CSC362 2004S, Class 13: Ambiguous Grammars

Admin:
* Claim: We can't parse Pascal with a CFG!
  http://www.egr.unlv.edu/~larmore/Courses/CSC456/S03/Assignments/cfgproglang
  (We can write one, but not one that checks all the semantics.)
* Cool biocomputing talk tomorrow.  E.c. for attending *and reflecting*.
* Changed due date for project, phase 2.
* The newest SEPC members are mathematicians.  The CS folks have let us down.

Overview:
* Ambiguous grammars.
* Conditional grammar, revisited.
* Disambiguating grammars.
* Disambiguating the conditional grammar.
* An expression grammar.

Ambigous grammar is ... a grammar in which there is more than "interpretation" of the same string.  By "interpretation" we mean "parse tree"

s ::= epsilon
s ::= s s
s ::= A

s ::= I s E s
s ::= I s
s ::= X

How can we fix this grammar?  (How can we fix any ambiguous grammar?)
* We *don't* want to change the language
* We simply want a new grammar to describe the same language

"Background" research:
* Find a string with multiple parse trees
  I I X E X
* Decide on the "correct" parse tree
  The one in which E binds with the closer I
* Decide on a policy that describes that correct parse tree
  Bind E's with closer I's

Side note: The theory folks say that some languages are inherently ambiguous, and claim the following example demonstrates why
a^i b^j c^k | i = j or j = k

Think carefully about your grammar and consider how it leads to ambiguity.
s ::= I s E s
s ::= I s
s ::= X
Replace ambiguous rules by less ambiguous rules, often creating new "classes"
  of things.

Claim: The problem seems to come when you can substitute "I s" for the first s in "I s E s".

s ::= I t E s
t ::= I t E s
s ::= I s
s ::= X
t ::= X

Claim: This grammar disambiguates the prior grammar
* Must verify: This new grammar is unambiguous
  FALSE: IIXEIXEX
* This new grammar produces the same language as the previous grammar

Earlier test: Can we construct two parse trees for the old problem string?

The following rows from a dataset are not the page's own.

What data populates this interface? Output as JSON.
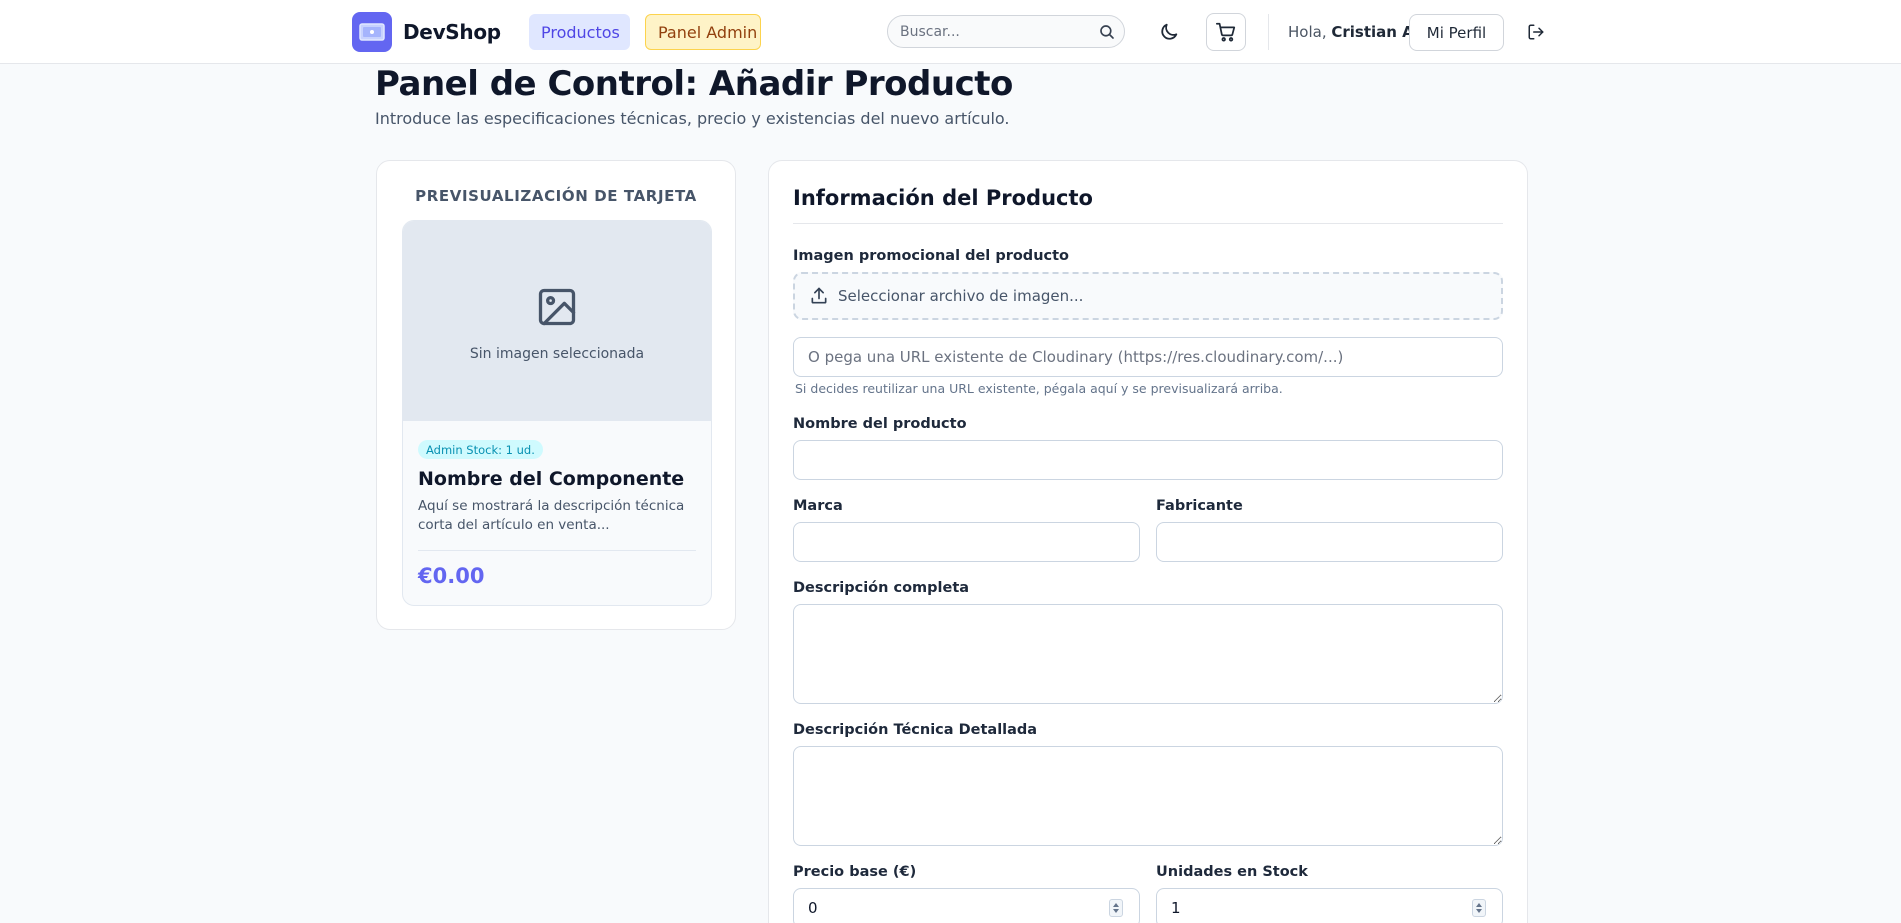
{
  "header": {
    "brand": "DevShop",
    "nav": {
      "products": "Productos",
      "admin": "Panel Admin"
    },
    "search": {
      "placeholder": "Buscar..."
    },
    "greeting_prefix": "Hola,",
    "user_name": "Cristian A",
    "profile_label": "Mi Perfil",
    "icons": {
      "logo": "logo-icon",
      "search": "search-icon",
      "theme": "moon-icon",
      "cart": "cart-icon",
      "logout": "logout-icon"
    }
  },
  "page": {
    "title": "Panel de Control: Añadir Producto",
    "subtitle": "Introduce las especificaciones técnicas, precio y existencias del nuevo artículo."
  },
  "preview": {
    "heading": "PREVISUALIZACIÓN DE TARJETA",
    "no_image": "Sin imagen seleccionada",
    "stock_badge": "Admin Stock: 1 ud.",
    "name": "Nombre del Componente",
    "description": "Aquí se mostrará la descripción técnica corta del artículo en venta...",
    "price": "€0.00"
  },
  "form": {
    "title": "Información del Producto",
    "image_label": "Imagen promocional del producto",
    "upload_label": "Seleccionar archivo de imagen...",
    "url_placeholder": "O pega una URL existente de Cloudinary (https://res.cloudinary.com/...)",
    "url_hint": "Si decides reutilizar una URL existente, pégala aquí y se previsualizará arriba.",
    "name_label": "Nombre del producto",
    "brand_label": "Marca",
    "maker_label": "Fabricante",
    "desc_label": "Descripción completa",
    "tech_label": "Descripción Técnica Detallada",
    "price_label": "Precio base (€)",
    "price_value": "0",
    "stock_label": "Unidades en Stock",
    "stock_value": "1"
  },
  "colors": {
    "accent": "#6366f1",
    "admin_bg": "#fef3c7",
    "admin_text": "#92400e",
    "badge_bg": "#cffafe",
    "badge_text": "#0891b2"
  }
}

No

Revised Grammar

s ::= I t E s
t ::= I t E t
s ::= I s
s ::= X
t ::= X

Claim: This grammar disambiguates the prior grammar
* Must verify: This new grammar is unambiguous
* This new grammar produces the same language as the previous grammar

If we were sufficiently precise and had enough time, we'd do a proof
by induction

---

Our next favorite ambiguous grammar: Infix expressions over variables and integers

exp ::= ID
exp ::= INT
exp ::= exp binop exp
exp ::= OPEN exp CLOSE
binop ::= PLUS
binop ::= TIMES
binop ::= MINUS
binop ::= DIVIDE

This grammar is ambiguous
                   exp
                /         \
exp           exp         exp
  |            |           | 
INT[3] PLUS INT[4] TIMES INT[5]
  |            |           | 
exp           exp         exp
   \          /
       exp

Two normal rules for disambiguating expressions:

(1) Order/precedence of operations: times/divide have higher precedence than do add/subtract

(2) Left-associativity: Bind left-to-right

3 - 4 - 5 => (3 - 4) - 5
          NOT 3 - (4 - 5)

(Except exponentiation, which binds right-to-left)